Undertow

by Kathryn Hughes

Appears in Other Voices #38



T he beach is almost deserted and everyone still at church or country club brunch when Henry arrives, signing in at the gate at the top of the concrete stairs leading down to the waterfront. A young lifeguard greets him, a lifeguard like all the rest: a red swimsuit, a shade of blonde, lean and tan and gleaming. Ivy League college-bound in the fall. “Good morning, Judge. How are you,” he says heartily.

“Fine, thanks. Great day for the beach.”

“It sure is, sir. There’s a slight undertow, but nothing you have to worry about,” and the young man, innocent of the insinuation, points to the warning printed on a chalkboard along with the air and water temperatures.

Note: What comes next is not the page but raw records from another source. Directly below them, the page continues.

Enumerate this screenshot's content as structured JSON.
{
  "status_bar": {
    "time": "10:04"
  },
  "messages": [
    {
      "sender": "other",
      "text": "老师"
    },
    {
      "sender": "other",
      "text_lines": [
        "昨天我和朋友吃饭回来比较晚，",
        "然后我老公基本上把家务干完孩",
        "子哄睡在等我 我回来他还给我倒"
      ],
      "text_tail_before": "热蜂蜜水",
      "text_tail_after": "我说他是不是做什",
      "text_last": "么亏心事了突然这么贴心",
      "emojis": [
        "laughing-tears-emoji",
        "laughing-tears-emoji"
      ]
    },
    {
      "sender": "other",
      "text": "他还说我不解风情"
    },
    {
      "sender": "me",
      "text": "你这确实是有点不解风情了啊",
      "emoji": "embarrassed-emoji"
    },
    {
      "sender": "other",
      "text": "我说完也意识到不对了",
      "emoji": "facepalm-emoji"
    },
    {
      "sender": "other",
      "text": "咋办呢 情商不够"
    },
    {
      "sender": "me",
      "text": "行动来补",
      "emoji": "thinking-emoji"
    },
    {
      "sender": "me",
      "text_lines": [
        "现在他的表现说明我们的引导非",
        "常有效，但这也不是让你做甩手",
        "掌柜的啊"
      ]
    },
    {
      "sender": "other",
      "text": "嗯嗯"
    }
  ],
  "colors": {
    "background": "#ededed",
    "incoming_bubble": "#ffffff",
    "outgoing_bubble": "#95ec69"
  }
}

“Ha! You’re right! It’d take a lot of tow to take me under,” and Henry laughs and pats his sturdy stomach as the young man grins, blushing.

It is a public beach reserved for village residents. The lifeguards can refer to a list of registered locals, though for the most part these youngsters know almost everyone who frequents the beach. They know Henry. Anyone not on the list is required to pay a ten-dollar fee, or wait until the beach officially closes at six o’clock. Henry appreciates these rules which tend to keep out-of-towners away, although come a hot day, two or three messy cars—dragging mufflers, blaring soul or salsa, riding low to the ground with the weight of large, brown skinned families—might pull down the dead-end street, settling in.



Earlier that day Henry had been brewing a pot of coffee in the roomy kitchen of his Frank Lloyd Wright when he twinged with the ambivalence of remembering his birthday. Alone in the big house, he was stricken with a self-conscious dilemma: if you have a birthday and no one’s there to sing to you, do you still have a birthday? The festivities, what they would be, began Friday evening when a few law clerks and bondsmen and the new court reporter surprised him in his chambers with a bottle of inexpensive champagne. Feeling his age, he was relieved when upon asking the court reporter—blonde, well built and thirty—for her phone number, sure enough she wrote it down.

Suddenly feeling hot and confined, Henry opened leaded-glass doors onto the stone patio, letting in fresh air and birdsong along with the distant tones of a wind chime. It hung in a large willow tree bordering the patio; within the groundscraping branches, its tones rang removed and unearthly. It had always annoyed Henry, who associated wind chimes with patchouli and macramé and doorways of beaded string. He’d meant to remove it and even more the tree, which blocked the afternoon sun and the vista of his backyard. He preferred his lawns uncomplicated and open. But though he’d meant to have them removed, the wind chime and the willow, he hadn’t gotten around to it.

Waiting on his coffee, he slipped into his Brooks Brothers seersucker robe and a favorite old pair of Gucci’s to collect the Tribune where it lay on the green, shorn parkway. Just off to the side, beneath the scant shade of one of the new elms planted by the village, lay a dog. Though it seemed friendly enough (it wagged its tail as Henry went for the paper), it didn’t wear a collar, and didn’t look familiar. Short-haired, spotted and spaniel-like, it stood out in this town of yellow labs and golden retrievers. Henry tried to swish the animal away with the paper, but the dog lay in place, wagging his tail and grinning, if dogs could grin.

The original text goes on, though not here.